Maître Yale, est-il vrai, selon vous, que les entreprises en ligne comme les médias sociaux — et je vais prendre Facebook comme exemple — peuvent en fait censurer le contenu des messages des utilisateurs en fonction de leurs propres règles et règlements?
Je pense qu'il faut faire attention à ce que nous voulons dire quand nous parlons des grandes plateformes de médias sociaux et de leur capacité à intervenir dans le contenu. Aujourd'hui, si elles considèrent qu'un contenu est illégal, elles exercent une surveillance. Cela relève un peu de la fiction de laisser entendre que le contenu en ligne n'est pas réglementé. Ces entreprises s'autoréglementent parce qu'il n'existe pas de règles. Elles sont donc assez vigilantes...
Ce n'est pas ce que je disais, je soutenais plutôt le contraire. Je disais qu'au-delà du contenu illégal, les fournisseurs de médias sociaux ont souvent tendance à dire que certains contenus racistes ne peuvent pas être affichés, même si ce ne sont pas des propos illégaux et haineux. Leurs règles vont au-delà de la simple légalité. Est-ce exact?
Tout à fait. Cela peut faire l'objet d'une autre discussion quant à savoir si ces plateformes réglementent, de leur propre initiative, ce que j'appelle le contenu légal, mais abominable ou, comme on dit en anglais, « lawful but awful ». Chaque plateforme a ses propres règles et règlements. Certaines suppriment ce contenu pour diverses raisons et ne le rendent pas disponible. Cela se fait déjà, c'est certain.

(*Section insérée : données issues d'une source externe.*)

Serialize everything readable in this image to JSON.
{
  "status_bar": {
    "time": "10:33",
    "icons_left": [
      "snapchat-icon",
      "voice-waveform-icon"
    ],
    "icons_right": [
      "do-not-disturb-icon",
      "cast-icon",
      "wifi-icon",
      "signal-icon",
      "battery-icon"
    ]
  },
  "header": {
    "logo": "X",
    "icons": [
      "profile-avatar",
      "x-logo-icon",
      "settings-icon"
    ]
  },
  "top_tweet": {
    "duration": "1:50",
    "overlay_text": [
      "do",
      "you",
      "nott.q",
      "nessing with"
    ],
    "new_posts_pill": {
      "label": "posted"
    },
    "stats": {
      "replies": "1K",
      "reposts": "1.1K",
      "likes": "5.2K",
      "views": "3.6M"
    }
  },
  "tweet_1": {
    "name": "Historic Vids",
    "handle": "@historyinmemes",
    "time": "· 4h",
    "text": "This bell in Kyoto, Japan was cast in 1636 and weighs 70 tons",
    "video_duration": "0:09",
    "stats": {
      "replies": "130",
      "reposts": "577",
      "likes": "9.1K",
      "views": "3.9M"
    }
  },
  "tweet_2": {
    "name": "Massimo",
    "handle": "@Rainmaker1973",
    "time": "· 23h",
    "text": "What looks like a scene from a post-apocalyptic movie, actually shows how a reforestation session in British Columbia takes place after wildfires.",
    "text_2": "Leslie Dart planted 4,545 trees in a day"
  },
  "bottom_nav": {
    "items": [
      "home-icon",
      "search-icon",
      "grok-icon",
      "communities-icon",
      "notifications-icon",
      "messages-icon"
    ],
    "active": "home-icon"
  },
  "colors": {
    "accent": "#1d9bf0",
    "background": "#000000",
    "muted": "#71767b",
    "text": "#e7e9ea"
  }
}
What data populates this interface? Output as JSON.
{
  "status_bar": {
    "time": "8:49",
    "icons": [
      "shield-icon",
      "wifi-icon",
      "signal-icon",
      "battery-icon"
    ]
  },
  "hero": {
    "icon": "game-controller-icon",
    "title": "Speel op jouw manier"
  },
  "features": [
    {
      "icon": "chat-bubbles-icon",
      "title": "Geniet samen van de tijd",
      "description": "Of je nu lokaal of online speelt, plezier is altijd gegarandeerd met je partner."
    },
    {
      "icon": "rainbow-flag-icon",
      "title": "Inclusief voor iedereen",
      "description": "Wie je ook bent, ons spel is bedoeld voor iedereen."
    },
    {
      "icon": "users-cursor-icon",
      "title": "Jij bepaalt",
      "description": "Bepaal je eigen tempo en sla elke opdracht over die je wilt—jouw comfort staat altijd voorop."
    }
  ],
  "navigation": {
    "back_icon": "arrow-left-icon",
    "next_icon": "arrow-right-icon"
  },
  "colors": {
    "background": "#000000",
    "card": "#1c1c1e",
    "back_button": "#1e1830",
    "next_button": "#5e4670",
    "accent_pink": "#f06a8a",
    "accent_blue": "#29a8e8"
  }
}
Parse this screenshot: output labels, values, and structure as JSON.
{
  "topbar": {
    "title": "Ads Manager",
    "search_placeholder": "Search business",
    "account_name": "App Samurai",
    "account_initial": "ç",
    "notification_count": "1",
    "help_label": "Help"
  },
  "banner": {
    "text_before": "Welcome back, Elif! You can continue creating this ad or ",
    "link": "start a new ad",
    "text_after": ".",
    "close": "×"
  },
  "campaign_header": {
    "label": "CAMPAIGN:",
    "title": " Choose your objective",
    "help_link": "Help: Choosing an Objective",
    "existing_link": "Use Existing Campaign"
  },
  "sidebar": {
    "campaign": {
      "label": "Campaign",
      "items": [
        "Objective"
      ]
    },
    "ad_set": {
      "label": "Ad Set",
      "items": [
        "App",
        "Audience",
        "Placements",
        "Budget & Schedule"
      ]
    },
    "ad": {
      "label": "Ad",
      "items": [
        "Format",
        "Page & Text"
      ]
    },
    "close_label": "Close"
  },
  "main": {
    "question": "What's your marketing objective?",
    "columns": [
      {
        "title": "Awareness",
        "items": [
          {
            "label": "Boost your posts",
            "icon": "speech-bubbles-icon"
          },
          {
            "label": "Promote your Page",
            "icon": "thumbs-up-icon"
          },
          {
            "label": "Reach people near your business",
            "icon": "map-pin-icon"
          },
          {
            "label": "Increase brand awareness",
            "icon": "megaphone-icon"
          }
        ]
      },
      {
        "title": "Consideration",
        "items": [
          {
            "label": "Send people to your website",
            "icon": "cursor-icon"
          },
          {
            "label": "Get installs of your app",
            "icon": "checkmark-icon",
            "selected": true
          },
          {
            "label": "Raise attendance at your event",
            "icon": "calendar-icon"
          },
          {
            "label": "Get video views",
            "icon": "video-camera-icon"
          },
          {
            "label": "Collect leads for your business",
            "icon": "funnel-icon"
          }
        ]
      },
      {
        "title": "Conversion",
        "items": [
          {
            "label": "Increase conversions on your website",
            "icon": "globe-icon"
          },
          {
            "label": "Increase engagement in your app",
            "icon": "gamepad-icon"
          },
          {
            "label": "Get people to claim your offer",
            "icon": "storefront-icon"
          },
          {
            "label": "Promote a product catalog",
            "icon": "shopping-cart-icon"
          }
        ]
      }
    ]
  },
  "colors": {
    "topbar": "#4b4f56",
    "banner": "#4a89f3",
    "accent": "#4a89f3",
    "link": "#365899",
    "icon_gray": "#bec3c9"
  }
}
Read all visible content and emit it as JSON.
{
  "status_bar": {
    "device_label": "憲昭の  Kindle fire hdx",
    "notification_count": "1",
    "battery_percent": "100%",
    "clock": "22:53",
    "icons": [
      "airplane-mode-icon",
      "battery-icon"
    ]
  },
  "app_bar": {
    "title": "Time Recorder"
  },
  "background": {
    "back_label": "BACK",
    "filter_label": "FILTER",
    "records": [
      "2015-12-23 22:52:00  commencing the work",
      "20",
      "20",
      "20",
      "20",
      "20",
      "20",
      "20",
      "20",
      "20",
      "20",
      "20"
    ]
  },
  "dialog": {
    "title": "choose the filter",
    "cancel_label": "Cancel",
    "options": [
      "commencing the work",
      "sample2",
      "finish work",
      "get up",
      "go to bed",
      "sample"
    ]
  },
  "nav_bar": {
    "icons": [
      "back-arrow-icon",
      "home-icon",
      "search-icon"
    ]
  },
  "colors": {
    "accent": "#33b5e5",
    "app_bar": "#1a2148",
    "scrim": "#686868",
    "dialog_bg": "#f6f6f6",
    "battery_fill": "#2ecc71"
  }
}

C'est l'une des raisons pour lesquelles j'ai fait valoir qu'il est faux de prétendre que ces algorithmes sont inoffensifs. Chaque plateforme a ses propres règles et prend ses propres décisions concernant ce qu'elle surveille, ce qu'elle supprime, ce qu'elle promeut et ce qu'elle vous propose. Je n'accepte pas l'argument voulant que la liberté de choix du consommateur existe. C'est l'intérêt commercial des plateformes qui dicte, dans une grande mesure, ce que vous voyez. Je suis donc tout à fait d'accord avec vous. Je pense qu'il est préférable de nous assurer que certains de ces choix soient canadiens.
Je comprends. Pour aller plus loin, je suis d'accord avec vous, mais pour ce qui est des algorithmes, certaines plateformes déclarent publiquement que leurs algorithmes serviront leurs propres intérêts privés. Ils dirigeront les internautes vers différents types de contenu. Les gens ne vont pas seulement aller vers le contenu qu'ils préfèrent. En fait, Facebook s'est vantée que, si vous faites une recherche sur le déni de l'Holocauste, elle utilisera ses algorithmes pour vous rediriger sur le site Yad Vashem. Elle prend la décision que vous devez maintenant connaître la vérité sur l'Holocauste, et non les mensonges sur lesquels vous risquez de tomber sur sa plateforme.
Ses algorithmes ne sont pas assujettis à la Charte, parce que l'entreprise n'est pas un gouvernement. Est-ce exact, madame Yale? Est-ce que ses algorithmes peuvent faire tout ce que l'entreprise veut qu'ils fassent?
Dans l'éventualité où le CRTC aurait un pouvoir restreint d'ordonner aux plateformes de favoriser la découvrabilité de créateurs canadiens, il n'aurait pas la capacité de retirer les créateurs canadiens de la plateforme en vertu de cet amendement. Il n'aurait pas la capacité de dicter aux créateurs canadiens ce qu'ils doivent créer. Il pourrait trouver une façon d'aider les internautes à trouver des créateurs canadiens quand ils font une recherche. Ce serait... Si jamais le CRTC adoptait ce genre de lignes directrices, les entreprises devraient se conformer à la Charte. Est-ce exact, madame Yale?
Monsieur Geist, je comprends bien que vous ne souhaitez pas que nous réglementions les plateformes pour leur imposer des obligations quant au contenu qu'elles doivent nous présenter. Je pense que votre vision fait abstraction de la réalité que nous vivons au Québec, soit l'obligation de veiller à la protection de la culture francophone, qui est non seulement celle des Québécois, mais aussi celle des francophones à l'extérieur du Québec. J'aimerais que vous en parliez brièvement.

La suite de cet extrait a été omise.